17e dimanche ORDINAIRE -B- 2006
MYSTÈRE DE LA DÉMESURE
Homélie :
Une question « où acheter du pain ? ». Une réponse « pour le mettre à l’épreuve ». L’épreuve dont il s’agit, est celle de la démesure. Dans la 1ière lecture, Élisée, « homme de Dieu » s’est retrouvé lui aussi en face de la démesure : « 20 pains d’orge + du grain frais dans un sac » pour nourrir 100 personnes. L’évangile va beaucoup plus loin dans l’invraisemblable «cinq pains d’orges et deux poissons pour nourrir 5 milles personnes, mais qu’est-ce que cela pour tant de monde ? »
Ce mystère de la démesure est notre quotidien de croyants et croyantes. Chaque jour qui passe, nous mesurons davantage le dérisoire de nos moyens et l’immensité des besoins spirituelles de notre monde. Chaque jour nous portons l’épreuve de nos peu de moyens. De nos santés fragiles, de nos vulnérabilités pour affronter des défis énormes comme l’éducation de la foi des jeunes.
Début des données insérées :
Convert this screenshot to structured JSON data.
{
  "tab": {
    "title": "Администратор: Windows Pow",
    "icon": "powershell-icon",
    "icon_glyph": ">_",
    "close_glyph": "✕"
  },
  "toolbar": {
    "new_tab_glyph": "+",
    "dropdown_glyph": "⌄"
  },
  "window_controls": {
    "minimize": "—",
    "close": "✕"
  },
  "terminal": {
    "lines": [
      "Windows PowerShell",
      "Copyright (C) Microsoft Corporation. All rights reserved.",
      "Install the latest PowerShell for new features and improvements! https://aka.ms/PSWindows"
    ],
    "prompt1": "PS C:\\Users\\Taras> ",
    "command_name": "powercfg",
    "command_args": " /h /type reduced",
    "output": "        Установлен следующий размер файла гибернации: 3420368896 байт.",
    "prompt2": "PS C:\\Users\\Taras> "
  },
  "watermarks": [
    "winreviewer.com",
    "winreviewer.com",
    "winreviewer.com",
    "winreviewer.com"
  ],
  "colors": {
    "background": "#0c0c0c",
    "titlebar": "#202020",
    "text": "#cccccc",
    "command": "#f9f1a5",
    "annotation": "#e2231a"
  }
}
Devant cette épreuve, - nous avons pour vocation l’épreuve - il faut revoir le geste de Jésus « prendre du pain, le bénir, le leur distribuer ». Il faut entendre son appel à ses apôtres «ramasser les morceaux qui restent» et nous émerveiller comme eux de réaliser « que ce qui reste s’avère supérieur à ce qui fut distribué ».
Ce geste de Jésus « prendre du pain, le bénir, le distribuer » demeure le moyen le plus puissant que nous avons pour affronter la démesure. Ce moyen est plus puissant que tous les moyens humains, plus fort que toutes les armées de la terre parce que c’est Son corps partagé, sa vie donnée pour tous. « Au désert, Dieu multiplia son pain pour exciter en eux le désir de son corps et de son vin ( St Ephrem, diacre 3e siècle) ».
«Prenez et mangez ». Nous sommes en présence de la démesure de la compassion de Dieu. « Rien ne dit plus la démesure de Dieu pour nous que l’eucharistie (Élisabeth de la trinité) ». Pour compenser la démesure de nos moyens humains à annoncer son Évangile, nos fragilités et faiblesses, Dieu nous offre ce qu’il y a de meilleur : nous transformer en son Corps. « Soyez ce que vous voyez » dit Augustin qui ajoute : « recevez ce que vous êtes ». C’est « toute l’Essence divine » que nous recevons précise Catherine de Sienne.
Ce mystère de la démesure, il est là devant nos yeux. Un petit morceau de pain que nous allons recevoir, une parcelle de matière où Dieu a voulu cacher sa Présence au milieu de nous. Ce Dieu si grand qui se fait si petit dans ce pain, si vulnérable, est pour chacun de nous ce matin un appel extraordinaire à devenir « sans moyen », dépourvu de tout comme moyen extraordinaire et puissant pour annoncer son Évangile. Si Dieu se donne à nous dans un petit peu de pain, c’est que nous devons à notre tour, choisir de suivre le même chemin, en évitant comme Jésus la gloire éphémère des royaumes qui passent. « Sachant qu’on voulait faire de lui leur roi, il se retira au désert ».
Saint Paul parlait de la même démesure tantôt quand il invitait ses lecteurs à s’armer de «beaucoup de douceur et de patience, a se supporter ». La démesure de la douceur, de la patience, de l’entraide mutuelle comme arme pour affronter la démesure de la haine meurtrière, de la recherche de la toute-puissance et du chacun pour soi.
Ce que nous devons comprendre et vivre dans les lectures d’aujourd’hui, c’est que le mystère de la force de Dieu, de l’agir de Dieu, comme de notre agir est dans la démesure de nos pauvres moyens. Si cette force de Dieu ressemble parfois à de la faiblesse pour nos contemporains, n’oublions jamais que « cette faiblesse de Dieu est toujours plus forte que la force des hommes ». En recevant tantôt ce pain, ce Corps du Christ, nous acceptons de devenir « presque rien », de devenir un « petit morceau de pain » comme chemin d’évangélisation.
Paraphrasant Marie de la trinité, je nous dis : consentons à n’être rien et nous deviendrons pain de vie, eucharistie pour notre monde.